Mark Schmitt writes:
Please don't reinforce the frame that this is a "lobbying scandal" and the villain a "lobbyist" named Jack Abramoff. That's the other side's frame. This is not a lobbying scandal. It's a betrayal-of-public-trust scandal. Lobbyists have no power, no influence, until a public servant gives them power. That's what DeLay and the K Street Project was all about. What they did was to set up a system by which lobbyists who proved their loyalty in various ways, such as taking DeLay and Ney on golf trips to Scotland, could be transformed from supplicants to full partners in government.
Abramoff did lots of terrible things and should go to jail, but never forget that every single criminal and unethical act of his was made possible by a public official. On his own, Abramoff had no power. At another time -- say, 1993 -- he would have been a joke.
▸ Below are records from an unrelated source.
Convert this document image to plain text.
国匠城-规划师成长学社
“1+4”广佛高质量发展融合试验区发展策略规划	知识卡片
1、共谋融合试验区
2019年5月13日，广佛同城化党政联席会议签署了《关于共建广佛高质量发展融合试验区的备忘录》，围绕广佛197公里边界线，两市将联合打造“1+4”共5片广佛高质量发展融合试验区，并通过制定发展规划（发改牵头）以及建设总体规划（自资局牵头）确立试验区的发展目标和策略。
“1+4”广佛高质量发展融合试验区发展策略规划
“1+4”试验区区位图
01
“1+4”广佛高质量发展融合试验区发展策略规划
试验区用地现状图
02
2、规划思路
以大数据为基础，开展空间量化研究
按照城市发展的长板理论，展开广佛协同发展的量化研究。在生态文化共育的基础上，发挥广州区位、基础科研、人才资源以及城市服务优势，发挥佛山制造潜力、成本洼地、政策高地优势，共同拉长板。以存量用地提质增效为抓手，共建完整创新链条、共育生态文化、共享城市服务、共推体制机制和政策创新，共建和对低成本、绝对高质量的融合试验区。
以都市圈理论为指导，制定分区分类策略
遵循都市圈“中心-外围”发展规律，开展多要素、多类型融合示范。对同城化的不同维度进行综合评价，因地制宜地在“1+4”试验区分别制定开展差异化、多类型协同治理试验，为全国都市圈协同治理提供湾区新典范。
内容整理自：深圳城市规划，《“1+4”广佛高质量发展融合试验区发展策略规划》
Schmitt hints that the best policy response is a massive campaign finance overhaul, assumedly one with full public financing to ensure well-funded challenges against even the most entrenched incumbents. Certainly true. But more specifically, his political point is right as well. Given the frequency of congressional scandals and the low public regard for politicians, it's easy to think corruption a constant and Abramoff little more than an overzealous, but perfectly routine, actor in the tawdry drama that is the legislative process. That's the wrong way to go about it. As Mark says, Abramoff had no power without congressmen willing to sell him access and influence. The congressmen, at every step and each turn, retained agency, and the corruption is on their lap, not the lobbyist's.